I found it hard to find first person narratives of what it was like on the journey to America but found these two extracts on what it was like at Ellis Island where the Immigrants got processed.I found these 2 extracts on a site called immigration their stories.
They also questioned people on literacy. My uncle called me aside, when he came to take us off. He said, "Your mother doesn't know how to read." I said, "That's all right." For the reading you faced what they called the commissioners, like judges on a bench. I was surrounded by my aunt and uncle and another uncle who's a pharmacist-my mother was in the center. They said she would have to take a test for reading. So one man said, "She can't speak English." Another man said, "We know that. We will give her a siddur." You know what a siddur is? It's a Jewish book. The night they said this, I knew that she couldn't do that and we would be in trouble. Well, they opened the siddur. There was a certain passage they had you read. I looked at it and I saw right away what it was. I quickly studied it-I knew the whole paragraph. Then I got underneath the two of them there-I was very small-and I told her the words in Yiddish very softly. I had memorized the lines and I said them quietly and she said them louder so the commissioner could here it. She looked at it and it sounded as if she was reading it, but I was doing the talking underneath. I was Charlie McCarthy!

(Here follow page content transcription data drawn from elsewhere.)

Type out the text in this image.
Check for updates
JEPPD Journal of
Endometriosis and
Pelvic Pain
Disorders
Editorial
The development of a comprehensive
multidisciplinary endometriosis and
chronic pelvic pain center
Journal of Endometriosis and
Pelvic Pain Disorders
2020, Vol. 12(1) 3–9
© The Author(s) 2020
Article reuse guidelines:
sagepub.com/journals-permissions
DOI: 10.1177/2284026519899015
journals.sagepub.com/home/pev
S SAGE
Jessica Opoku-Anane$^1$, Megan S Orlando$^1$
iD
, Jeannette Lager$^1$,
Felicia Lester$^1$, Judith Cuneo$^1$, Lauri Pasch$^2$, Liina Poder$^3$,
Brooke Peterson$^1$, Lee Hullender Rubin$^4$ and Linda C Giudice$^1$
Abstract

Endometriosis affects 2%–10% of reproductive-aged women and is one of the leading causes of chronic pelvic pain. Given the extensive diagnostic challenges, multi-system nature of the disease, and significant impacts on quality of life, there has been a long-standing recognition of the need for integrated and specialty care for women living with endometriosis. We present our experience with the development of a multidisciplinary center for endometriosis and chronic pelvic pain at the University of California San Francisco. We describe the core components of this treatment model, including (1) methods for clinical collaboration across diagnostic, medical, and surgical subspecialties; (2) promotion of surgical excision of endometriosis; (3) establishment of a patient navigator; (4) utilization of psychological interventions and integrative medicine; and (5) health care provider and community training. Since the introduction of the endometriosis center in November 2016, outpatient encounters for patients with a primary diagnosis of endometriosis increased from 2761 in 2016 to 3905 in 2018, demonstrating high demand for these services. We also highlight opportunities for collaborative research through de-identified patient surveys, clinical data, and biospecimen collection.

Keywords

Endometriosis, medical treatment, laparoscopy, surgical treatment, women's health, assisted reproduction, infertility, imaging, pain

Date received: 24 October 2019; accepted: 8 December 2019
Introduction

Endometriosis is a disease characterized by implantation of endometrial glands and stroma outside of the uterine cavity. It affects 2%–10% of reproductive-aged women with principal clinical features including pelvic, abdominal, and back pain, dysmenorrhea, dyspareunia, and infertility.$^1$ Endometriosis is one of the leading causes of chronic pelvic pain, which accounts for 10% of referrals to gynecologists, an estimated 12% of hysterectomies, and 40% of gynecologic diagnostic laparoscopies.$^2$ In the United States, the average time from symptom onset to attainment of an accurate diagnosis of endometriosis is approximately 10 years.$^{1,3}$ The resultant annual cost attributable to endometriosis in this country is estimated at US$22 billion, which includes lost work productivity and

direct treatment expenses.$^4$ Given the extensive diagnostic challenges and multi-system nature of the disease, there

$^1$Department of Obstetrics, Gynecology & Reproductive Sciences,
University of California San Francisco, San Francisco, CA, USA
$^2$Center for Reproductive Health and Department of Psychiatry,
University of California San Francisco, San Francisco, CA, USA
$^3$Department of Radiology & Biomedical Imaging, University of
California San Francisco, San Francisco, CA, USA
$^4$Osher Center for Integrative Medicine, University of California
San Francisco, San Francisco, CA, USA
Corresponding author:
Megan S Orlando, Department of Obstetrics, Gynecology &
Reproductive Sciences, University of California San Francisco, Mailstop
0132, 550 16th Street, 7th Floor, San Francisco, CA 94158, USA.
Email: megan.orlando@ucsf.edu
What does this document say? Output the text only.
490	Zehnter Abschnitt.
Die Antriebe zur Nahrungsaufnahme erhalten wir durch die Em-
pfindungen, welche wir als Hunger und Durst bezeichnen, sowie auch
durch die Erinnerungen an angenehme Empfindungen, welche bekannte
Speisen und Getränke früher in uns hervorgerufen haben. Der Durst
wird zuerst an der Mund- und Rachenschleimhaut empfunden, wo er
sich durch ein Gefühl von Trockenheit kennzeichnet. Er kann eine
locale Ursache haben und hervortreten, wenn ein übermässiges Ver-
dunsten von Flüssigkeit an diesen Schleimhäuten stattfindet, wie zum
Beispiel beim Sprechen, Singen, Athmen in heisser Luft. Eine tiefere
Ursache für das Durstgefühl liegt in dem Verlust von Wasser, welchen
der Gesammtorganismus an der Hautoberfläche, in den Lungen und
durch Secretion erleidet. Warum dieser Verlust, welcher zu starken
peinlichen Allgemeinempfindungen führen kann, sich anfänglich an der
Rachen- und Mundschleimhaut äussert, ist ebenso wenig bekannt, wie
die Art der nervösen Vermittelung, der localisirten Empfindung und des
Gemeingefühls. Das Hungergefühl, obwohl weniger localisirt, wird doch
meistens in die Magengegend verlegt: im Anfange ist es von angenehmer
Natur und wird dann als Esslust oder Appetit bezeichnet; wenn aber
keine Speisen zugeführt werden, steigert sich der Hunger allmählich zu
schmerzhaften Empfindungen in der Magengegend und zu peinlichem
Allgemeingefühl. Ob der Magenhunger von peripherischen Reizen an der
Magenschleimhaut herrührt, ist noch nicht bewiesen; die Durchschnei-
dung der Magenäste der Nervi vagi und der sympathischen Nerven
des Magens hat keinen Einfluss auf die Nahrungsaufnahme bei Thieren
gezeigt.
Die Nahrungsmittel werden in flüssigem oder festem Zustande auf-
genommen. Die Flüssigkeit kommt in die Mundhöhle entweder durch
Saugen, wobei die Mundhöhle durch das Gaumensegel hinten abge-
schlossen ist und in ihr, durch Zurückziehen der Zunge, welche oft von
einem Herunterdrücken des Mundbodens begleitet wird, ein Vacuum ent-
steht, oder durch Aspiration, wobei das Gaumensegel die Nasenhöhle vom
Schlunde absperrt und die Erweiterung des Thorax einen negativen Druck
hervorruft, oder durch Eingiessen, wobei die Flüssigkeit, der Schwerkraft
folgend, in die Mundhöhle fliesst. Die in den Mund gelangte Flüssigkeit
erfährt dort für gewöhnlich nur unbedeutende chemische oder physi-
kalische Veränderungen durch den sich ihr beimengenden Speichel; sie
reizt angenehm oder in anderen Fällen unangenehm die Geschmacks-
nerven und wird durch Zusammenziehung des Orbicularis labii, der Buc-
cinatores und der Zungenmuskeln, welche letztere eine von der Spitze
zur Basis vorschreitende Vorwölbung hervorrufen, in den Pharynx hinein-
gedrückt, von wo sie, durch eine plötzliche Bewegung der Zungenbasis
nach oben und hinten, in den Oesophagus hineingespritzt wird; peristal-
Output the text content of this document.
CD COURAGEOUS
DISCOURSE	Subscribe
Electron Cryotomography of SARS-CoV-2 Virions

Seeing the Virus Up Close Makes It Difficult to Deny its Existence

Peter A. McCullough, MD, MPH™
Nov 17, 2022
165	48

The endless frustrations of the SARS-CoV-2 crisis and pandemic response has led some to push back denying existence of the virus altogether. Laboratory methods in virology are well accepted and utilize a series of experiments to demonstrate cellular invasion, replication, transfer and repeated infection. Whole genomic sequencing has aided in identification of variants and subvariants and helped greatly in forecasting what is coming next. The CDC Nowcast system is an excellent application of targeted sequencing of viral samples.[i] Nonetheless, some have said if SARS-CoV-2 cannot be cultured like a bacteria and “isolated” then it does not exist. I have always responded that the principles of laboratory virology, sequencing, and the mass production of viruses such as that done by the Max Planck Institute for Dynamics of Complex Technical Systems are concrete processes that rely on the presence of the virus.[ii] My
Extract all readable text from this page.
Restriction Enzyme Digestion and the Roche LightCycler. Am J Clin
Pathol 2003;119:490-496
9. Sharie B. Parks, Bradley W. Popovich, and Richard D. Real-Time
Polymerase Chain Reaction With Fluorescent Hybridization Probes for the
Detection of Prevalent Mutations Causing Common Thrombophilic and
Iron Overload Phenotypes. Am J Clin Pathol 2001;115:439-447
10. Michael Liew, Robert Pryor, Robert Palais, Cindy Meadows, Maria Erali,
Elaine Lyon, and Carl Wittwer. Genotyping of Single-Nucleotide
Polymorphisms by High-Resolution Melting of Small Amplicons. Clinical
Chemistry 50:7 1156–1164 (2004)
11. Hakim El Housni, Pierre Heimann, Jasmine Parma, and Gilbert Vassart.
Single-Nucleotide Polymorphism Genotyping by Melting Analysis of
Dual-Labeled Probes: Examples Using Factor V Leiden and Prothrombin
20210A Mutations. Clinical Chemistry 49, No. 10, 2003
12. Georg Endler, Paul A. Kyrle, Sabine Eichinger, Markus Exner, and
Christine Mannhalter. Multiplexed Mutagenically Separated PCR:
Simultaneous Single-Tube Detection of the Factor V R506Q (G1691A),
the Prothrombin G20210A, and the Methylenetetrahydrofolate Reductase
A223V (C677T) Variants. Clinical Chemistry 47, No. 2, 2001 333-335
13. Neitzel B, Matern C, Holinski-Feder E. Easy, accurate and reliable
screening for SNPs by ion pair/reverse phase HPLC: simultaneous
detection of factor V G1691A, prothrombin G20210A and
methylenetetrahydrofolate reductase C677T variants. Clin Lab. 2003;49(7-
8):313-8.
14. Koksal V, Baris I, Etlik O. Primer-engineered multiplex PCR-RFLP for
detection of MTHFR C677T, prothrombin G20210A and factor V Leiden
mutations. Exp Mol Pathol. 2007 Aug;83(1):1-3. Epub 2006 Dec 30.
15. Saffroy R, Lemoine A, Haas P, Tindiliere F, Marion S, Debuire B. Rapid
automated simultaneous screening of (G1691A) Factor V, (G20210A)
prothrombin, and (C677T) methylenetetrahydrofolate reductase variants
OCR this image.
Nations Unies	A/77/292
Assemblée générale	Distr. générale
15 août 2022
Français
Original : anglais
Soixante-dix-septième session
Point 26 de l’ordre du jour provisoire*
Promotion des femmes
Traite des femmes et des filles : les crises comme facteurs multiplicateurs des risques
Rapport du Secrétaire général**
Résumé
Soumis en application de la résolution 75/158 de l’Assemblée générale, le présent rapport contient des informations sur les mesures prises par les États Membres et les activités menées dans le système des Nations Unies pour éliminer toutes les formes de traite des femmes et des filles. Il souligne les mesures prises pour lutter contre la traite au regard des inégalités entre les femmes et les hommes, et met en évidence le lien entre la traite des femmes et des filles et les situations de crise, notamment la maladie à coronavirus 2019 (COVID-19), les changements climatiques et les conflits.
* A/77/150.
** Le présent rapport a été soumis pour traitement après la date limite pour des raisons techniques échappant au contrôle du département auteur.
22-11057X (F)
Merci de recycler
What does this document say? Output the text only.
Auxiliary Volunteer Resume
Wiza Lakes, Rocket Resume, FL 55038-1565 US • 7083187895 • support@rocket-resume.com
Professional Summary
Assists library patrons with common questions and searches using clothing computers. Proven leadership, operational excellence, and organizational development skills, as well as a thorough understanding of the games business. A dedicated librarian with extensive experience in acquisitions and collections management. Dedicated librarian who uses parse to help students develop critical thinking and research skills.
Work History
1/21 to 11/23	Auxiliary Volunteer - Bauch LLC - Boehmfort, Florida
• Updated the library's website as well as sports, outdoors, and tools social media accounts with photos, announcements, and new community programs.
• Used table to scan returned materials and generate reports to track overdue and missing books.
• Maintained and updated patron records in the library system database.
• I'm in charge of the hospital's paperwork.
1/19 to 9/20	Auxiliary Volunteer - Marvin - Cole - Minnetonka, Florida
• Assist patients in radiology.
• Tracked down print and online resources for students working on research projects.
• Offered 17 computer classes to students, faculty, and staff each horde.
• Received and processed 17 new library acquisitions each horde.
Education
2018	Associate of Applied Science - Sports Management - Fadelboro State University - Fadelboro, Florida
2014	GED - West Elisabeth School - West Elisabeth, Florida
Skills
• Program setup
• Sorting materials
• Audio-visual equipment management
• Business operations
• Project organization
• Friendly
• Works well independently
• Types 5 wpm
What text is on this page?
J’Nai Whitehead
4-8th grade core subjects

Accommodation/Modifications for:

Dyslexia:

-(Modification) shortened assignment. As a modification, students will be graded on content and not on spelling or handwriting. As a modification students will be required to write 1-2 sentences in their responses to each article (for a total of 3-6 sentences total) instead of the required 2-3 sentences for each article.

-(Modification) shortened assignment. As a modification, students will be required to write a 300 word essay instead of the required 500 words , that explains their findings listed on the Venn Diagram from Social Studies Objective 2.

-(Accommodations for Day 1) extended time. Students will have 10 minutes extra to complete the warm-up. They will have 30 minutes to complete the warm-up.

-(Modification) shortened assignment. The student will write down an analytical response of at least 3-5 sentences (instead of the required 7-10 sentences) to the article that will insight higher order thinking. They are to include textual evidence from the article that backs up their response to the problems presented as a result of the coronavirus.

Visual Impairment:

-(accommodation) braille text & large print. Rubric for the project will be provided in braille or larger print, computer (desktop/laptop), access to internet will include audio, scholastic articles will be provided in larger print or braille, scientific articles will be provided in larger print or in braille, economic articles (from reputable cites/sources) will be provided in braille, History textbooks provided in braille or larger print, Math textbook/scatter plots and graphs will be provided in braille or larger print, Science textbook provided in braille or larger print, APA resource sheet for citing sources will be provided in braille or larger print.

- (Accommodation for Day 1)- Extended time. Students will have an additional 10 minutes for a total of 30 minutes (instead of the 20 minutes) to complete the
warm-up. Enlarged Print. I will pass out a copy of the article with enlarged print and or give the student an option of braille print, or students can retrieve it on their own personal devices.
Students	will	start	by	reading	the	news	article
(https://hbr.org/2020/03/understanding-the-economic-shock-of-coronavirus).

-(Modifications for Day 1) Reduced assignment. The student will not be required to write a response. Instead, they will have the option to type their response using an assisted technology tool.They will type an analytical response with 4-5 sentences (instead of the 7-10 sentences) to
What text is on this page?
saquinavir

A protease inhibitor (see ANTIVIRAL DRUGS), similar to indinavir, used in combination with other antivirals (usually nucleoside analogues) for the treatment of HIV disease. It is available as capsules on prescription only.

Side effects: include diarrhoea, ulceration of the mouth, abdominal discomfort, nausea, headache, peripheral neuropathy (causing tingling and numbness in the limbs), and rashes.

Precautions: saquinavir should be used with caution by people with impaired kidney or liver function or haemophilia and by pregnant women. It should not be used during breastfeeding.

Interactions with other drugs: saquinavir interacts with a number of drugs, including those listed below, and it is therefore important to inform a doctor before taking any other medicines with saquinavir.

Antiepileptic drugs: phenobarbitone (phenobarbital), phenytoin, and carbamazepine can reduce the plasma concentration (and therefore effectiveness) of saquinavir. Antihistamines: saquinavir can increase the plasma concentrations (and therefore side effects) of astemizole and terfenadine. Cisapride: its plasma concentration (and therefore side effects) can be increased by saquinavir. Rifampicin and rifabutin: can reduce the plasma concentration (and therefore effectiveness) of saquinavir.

-Arnold Weiss, Russian, at Ellis Island in 1921, age 13
An official-looking lady came toward me and said, "Is somebody waiting for you?" I said, "Oh, yes, my relatives, they're waiting for me." And nobody was waiting for me, nobody. I had nobody. Then I saw the officials approaching another man and they asked him, "Are you Jewish?" He said, "Yes." "Anybody waiting for you?" "No." The official said, "Well, we'll take care of you. We have a Hebrew sheltering organization. Come with us, we'll feed you and take care of you until your relatives pick you up."" Then sheepishly I said to the woman who had approached me before, "I lied to you, because of what I've been through in Hungary." She put her hand on my shoulder. She understood. I didn't realize I was free, I wasn't going to be put in prison.
-Endre Bohem, Hungarian, at Ellis Island in 1921, age 20
The 2 extracts are very different as one explains how hard the tests and scrutiny was of immigrants coming into the country and the other explains America in a free and democratic light giving hope to people who have known and looking after their immigrants.